From the Publisher
Riveting . . . Based on various documentary sources as well as impressive access to royalists, revolutionaries, Queen Farah Pahlavi, and various U.S. officials, this thorough work is immensely detailed yet readable and continuously engaging.” —Publishers Weekly
"[Cooper] delves intimately into the life of the leader who believed firmly in the separation of church and state and who seemed stern and humorless to the public yet was a devoted father of five children and had no patience for the imams dragging their feet on reforms. . . A thorough new appraisal of an enigmatic ruler who died believing his people still loved him." —Kirkus (starred review)
“Cooper provides an expert and more nuanced view of the Shah, his regime, and its collapse….This is a fine revisionist study of major world events that continue to influence the fate of the Middle East.” —Booklist
“Here is all the power and glamour—but also the dark side and ultimately the tragedy—of the last Shah of Iran. A moving and thoroughly researched account.” —Robert Lacey, author of The Kingdom and Inside the Kingdom
“The Fall of Heaven is a vivid and penetrating portrait of the last chapters of imperial Iran and the ruler whose attempt to thrust his country into modernity ended with upheaval and exile. This book provides valuable insight into the background of a revolution that is still shaking international politics today.”

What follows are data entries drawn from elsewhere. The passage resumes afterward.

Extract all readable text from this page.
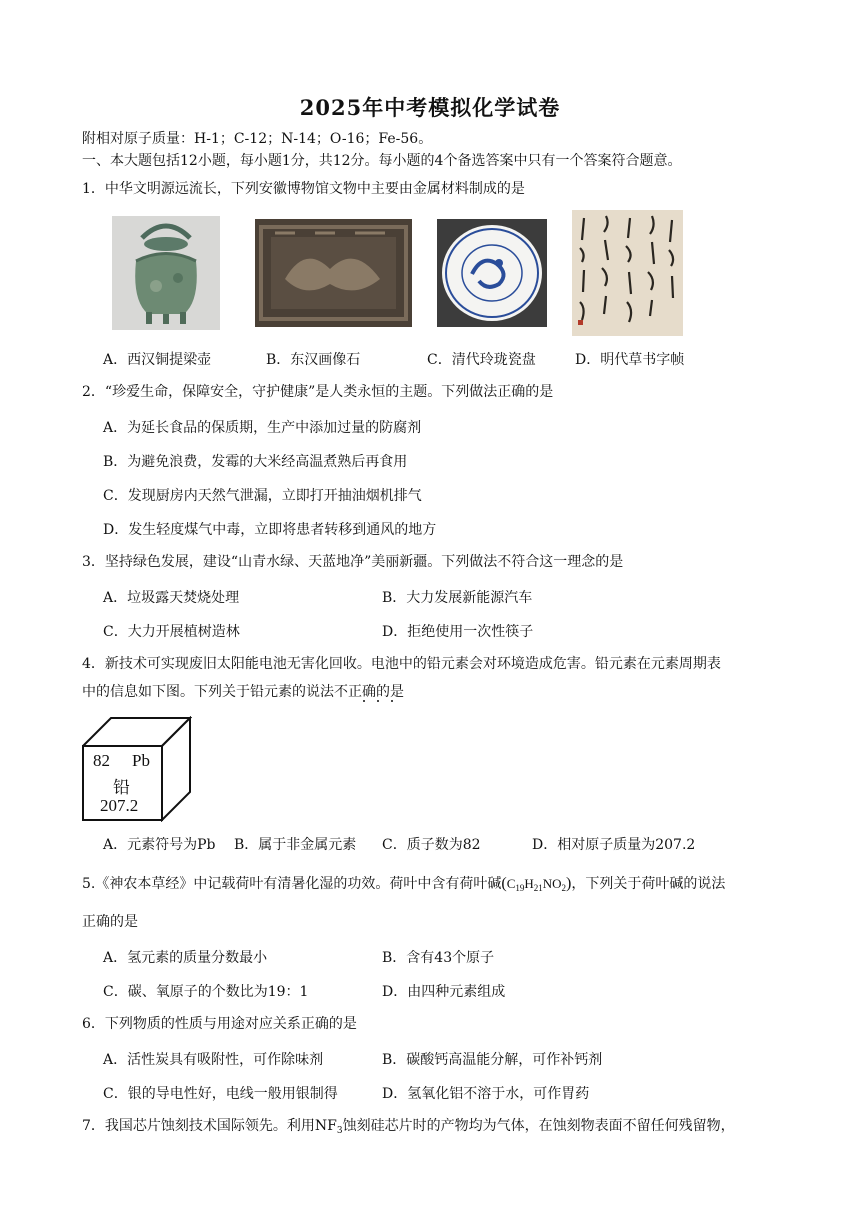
2025年中考模拟化学试卷
附相对原子质量：H-1；C-12；N-14；O-16；Fe-56。
一、本大题包括12小题，每小题1分，共12分。每小题的4个备选答案中只有一个答案符合题意。
1．中华文明源远流长，下列安徽博物馆文物中主要由金属材料制成的是
A．西汉铜提梁壶	B．东汉画像石	C．清代玲珑瓷盘	D．明代草书字帧
2．“珍爱生命，保障安全，守护健康”是人类永恒的主题。下列做法正确的是
A．为延长食品的保质期，生产中添加过量的防腐剂
B．为避免浪费，发霉的大米经高温煮熟后再食用
C．发现厨房内天然气泄漏，立即打开抽油烟机排气
D．发生轻度煤气中毒，立即将患者转移到通风的地方
3．坚持绿色发展，建设“山青水绿、天蓝地净”美丽新疆。下列做法不符合这一理念的是
A．垃圾露天焚烧处理	B．大力发展新能源汽车
C．大力开展植树造林	D．拒绝使用一次性筷子
4．新技术可实现废旧太阳能电池无害化回收。电池中的铅元素会对环境造成危害。铅元素在元素周期表
中的信息如下图。下列关于铅元素的说法不正确的是
82 Pb
铅
207.2
A．元素符号为Pb B．属于非金属元素 C．质子数为82	D．相对原子质量为207.2
5.《神农本草经》中记载荷叶有清暑化湿的功效。荷叶中含有荷叶碱$(C_{19}H_{21}NO_2)$，下列关于荷叶碱的说法
正确的是
A．氢元素的质量分数最小	B．含有43个原子
C．碳、氧原子的个数比为19：1	D．由四种元素组成
6．下列物质的性质与用途对应关系正确的是
A．活性炭具有吸附性，可作除味剂	B．碳酸钙高温能分解，可作补钙剂
C．银的导电性好，电线一般用银制得	D．氢氧化铝不溶于水，可作胃药
7．我国芯片蚀刻技术国际领先。利用$NF_3$蚀刻硅芯片时的产物均为气体，在蚀刻物表面不留任何残留物，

—Paul R. Pillar, twenty-eight-year veteran of the CIA and senior fellow at Georgetown University and the Brookings Institution
Kirkus Reviews
★ 2016-05-08
A sympathetic account of the imperial couple of the Peacock Throne portrayed as so blindly benevolent that they did not see the Iranian Revolution coming. Cooper (The Oil Kings: How the U.S., Iran, and Saudi Arabia Changed the Balance of Power in the Middle East, 2011), an American scholar of Iranian history, presents the drama of the Pahlavi dynasty in nearly tender terms, and the last shah, Mohammad Reza (1919-1980), as a sentimental yet savvy ruler who desired the well-being of his Persian empire above all. Inheriting the enormous task of modernizing his impoverished, largely illiterate people after the rule of his father, Reza Shah, the formidable general who abdicated in favor of his son in 1941, the young shah had to juggle the interests of the colonial powers intent on the country's oil wealth and foil the pointed criticism that he was their lackey. Indeed, his temporary forced exile during the CIA-backed coup of his political nemesis Mohammad Mossadeq in August 1953 would come to haunt him in the tensions leading up to the revolutionary instability of 1978. Cooper concentrates on the fraught years of the 1970s, when the shah, then in his 50s and soon to be diagnosed with incurable lymphoma, was able to engineer the "oil shock" of 1973, flooding the country with vast wealth and allowing him and his elegant wife to pursue pet projects in engineering, literacy, health care, women's rights, art, and culture. The author delves intimately into the life of the leader who believed firmly in the separation of church and state and who seemed stern and humorless to the public yet was a devoted father of five children and had no patience for the imams dragging their feet on reforms. Cooper addresses many of what he believes are misconceptions of the regime, such as the grossly inflated numbers of those imprisoned and executed by the shah's notorious secret police as well as the shah's consent to the use of force on demonstrators. A thorough new appraisal of an enigmatic ruler who died believing his people still loved him.